The story speaks of an Indian city of Bharat Nagar, gearing up for an upcoming infrastructure project backed by the ruling political party. In the beginning a road accident leaves a political activist Ahmedi (Prosenjit Chatterjee) in critical condition. Ahmedi's ex student and lover Shalini (Kalki Koechlin) believes it to be a premeditated murder and struggles for proof, getting involved with a cameraman Joginder (Emraan Hashmi) who claims to have proof of the murder. In the midst of this is Krishnan (Abhay Deol), a high-ranking bureaucrat who is brought in by the government for investigation of the case.

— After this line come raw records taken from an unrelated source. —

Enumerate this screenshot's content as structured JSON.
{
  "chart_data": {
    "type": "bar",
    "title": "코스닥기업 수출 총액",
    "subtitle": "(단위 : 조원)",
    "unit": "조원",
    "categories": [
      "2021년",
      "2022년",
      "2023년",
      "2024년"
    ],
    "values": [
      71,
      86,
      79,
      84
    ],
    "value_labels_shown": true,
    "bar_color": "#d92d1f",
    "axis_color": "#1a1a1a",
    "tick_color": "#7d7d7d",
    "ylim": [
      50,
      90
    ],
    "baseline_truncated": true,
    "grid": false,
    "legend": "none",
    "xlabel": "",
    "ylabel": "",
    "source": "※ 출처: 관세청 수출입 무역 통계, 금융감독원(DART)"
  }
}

I have not gone too much into the story, not because it is not important but because it is the subtle nuances of the script that make the film so good. You don’t really need to know what Emraan Hashmi, Abhay Deol or Kalki Koechlin do in the movie or how they are connected. What you need to know is that for a change you actually see a movie where the actors are given the regard that they deserve. The trio as well as others including Pitobash Tripathy and Farooq Sheikh, are key players in making the film shockingly believable.

Emraan Hashmi and Kalki Koechlin (L-R)

Banerjee chooses to move away from regular camera movements and has his characters’ faces telling the story. It is the actors who talk, emote and are forced to be more than just film stars. Benerjee creates characters of much depth as well as back stories, and probably that is what gave the actors some meat to sink their teeth into. None of them are uni-dimensional, black and white caricatures of society. They all have very evident flaws and yet they find something to hold on to in each other. The film could have very well ended up being a political thriller and an entertaining one at that. But Banerjee delivers a movie that aspires for more. And that is precisely why it demands to be seen.

Personally the thing that hit me the most while watching the movie was the never ending political rallies where the common man of Bharat Nagar, the one living somewhere around the poverty line is dancing madly. It is not as if the joy is out of some kind of thought process or principle. But watching the power of money in such absolute way, for promises that we know are never going to be fulfilled is disillusioning. They say that most men are meant to be pawns, because they are not capable of more. It is true but it is the ugly truth of society.

I will not be able to give a predictable review for this movie. There will be no – must watch – signs. I don’t really care if anyone goes to watch the film after reading this article. I am just filled with joy, because it had been some time since I was truly moved by a Hindi film I watched in theatres.